White paper and self-censorship
In the referendum itself, voters are asked their opinions on two matters. The first question asks for a preference among three proposals for electing the next chief executive in 2017. The second question asks whether voters think Hong Kong’s legislature should veto a government proposal for the 2017 election if the proposal “cannot satisfy international standards allowing genuine choices by electors.”
Despite being a non-binding vote, the referendum and the threat of a shutdown of Hong Kong’s financial district on July 1 have provoked the control-obsessed Communist Party. The white paper issued by Beijing on June 10 said that Hong Kong’s autonomy is granted by the central government, not the Basic Law, suggesting that the rule of law that has enabled the territory to remain a global financial hub since the handover could be revoked at will.
Many in Hong Kong also fear the territory is drifting toward a censorship regime like that on China’s mainland, where on Tuesday the State Council Information Office in Beijing ordered all media outlets to find and delete all references to the current referendum, according to an order leaked to the University of California’s China Digital Times website.
“There’s definitely been a diminution of press freedom as it actually operates and an increase in self-censorship,” says Mr. Moriarty.
A study on self-censorship conducted recently by the Hong Kong Journalists Association shows that, of the respondents, some 30 percent have admitted they themselves have engaged in self-censorship, he added.
Pressure to not publish articles that anger Beijing has grown in the past two years. In 2013, an unknown driver rammed a stolen car into the home of Jimmy Lai, publisher of pro-democracy Apple Daily, leaving a hand axe and machete. Earlier this year Kevin Lau, the former editor of the prominent newspaper Ming Pao, was attacked by two men with cleavers. Mr. Lau barely survived.
Cyber attacks
The referendum is also battling cyber attacks. On June 13 the website popvote.hk launched preregistration and mock voting for the referendum, running smoothly for 30 hours before suffering what San Francisco-based internet service provider CloudFlare said was one of the largest distributed denial of service (DDoS) attacks ever.
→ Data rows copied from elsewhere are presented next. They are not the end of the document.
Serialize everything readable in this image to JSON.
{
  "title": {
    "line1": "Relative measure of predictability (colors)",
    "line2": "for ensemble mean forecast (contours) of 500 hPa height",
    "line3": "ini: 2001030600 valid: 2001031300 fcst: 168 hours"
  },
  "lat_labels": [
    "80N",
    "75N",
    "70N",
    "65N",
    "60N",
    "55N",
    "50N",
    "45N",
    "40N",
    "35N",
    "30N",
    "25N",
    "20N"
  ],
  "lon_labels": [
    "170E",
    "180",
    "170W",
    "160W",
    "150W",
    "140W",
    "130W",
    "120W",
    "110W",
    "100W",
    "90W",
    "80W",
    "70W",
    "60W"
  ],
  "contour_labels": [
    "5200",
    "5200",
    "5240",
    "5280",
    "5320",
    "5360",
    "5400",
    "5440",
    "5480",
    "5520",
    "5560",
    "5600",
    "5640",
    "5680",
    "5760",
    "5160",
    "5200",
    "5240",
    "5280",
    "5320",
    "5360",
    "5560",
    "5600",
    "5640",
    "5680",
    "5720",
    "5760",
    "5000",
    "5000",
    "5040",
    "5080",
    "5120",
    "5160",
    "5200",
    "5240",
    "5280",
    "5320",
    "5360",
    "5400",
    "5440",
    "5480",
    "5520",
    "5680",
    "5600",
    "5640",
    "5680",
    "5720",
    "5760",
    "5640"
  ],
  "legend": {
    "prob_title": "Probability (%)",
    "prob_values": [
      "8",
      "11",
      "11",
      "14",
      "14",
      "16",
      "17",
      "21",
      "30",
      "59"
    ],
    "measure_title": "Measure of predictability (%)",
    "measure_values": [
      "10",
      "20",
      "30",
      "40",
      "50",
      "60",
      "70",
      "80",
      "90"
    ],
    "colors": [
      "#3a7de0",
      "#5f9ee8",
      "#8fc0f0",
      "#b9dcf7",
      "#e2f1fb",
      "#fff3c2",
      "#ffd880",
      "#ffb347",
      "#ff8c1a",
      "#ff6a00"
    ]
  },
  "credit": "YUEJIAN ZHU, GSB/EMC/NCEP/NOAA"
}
During the DDoS attack, millions of requests per second were made to popvote.hk, overloading the site and causing it to cease functioning.
CloudFlare and two other firms were helping protect the website before the attack, but afterward only CloudFlare was willing to continue to assist the referendum, says Karie Pang at Hong Kong University’s Public Opinion Program, which was hired by Occupy Central to manage the referendum. Beijing is widely suspected to be behind the attack, but no evidence of who the attacker is has been uncovered. Pro-Beijing media have accused CloudFlare of having CIA connections, which the company denies.
“CloudFlare has been really good to us, they know that this is a big event for Hong Kong, which is why they’ve stepped up their efforts in defending us from all those server attacks, and they have been successful,” she said, adding that the attacks on the site have yet to stop.
Hong Kong resident Wong Suk-wai, who voted in the referendum, said she thought a greater say for the people of Hong Kong in governmental affairs would improve the running of the territory.
“I don’t have big hopes for universal suffrage or democracy, but I feel that it’s certainly better than the current political system,” she says.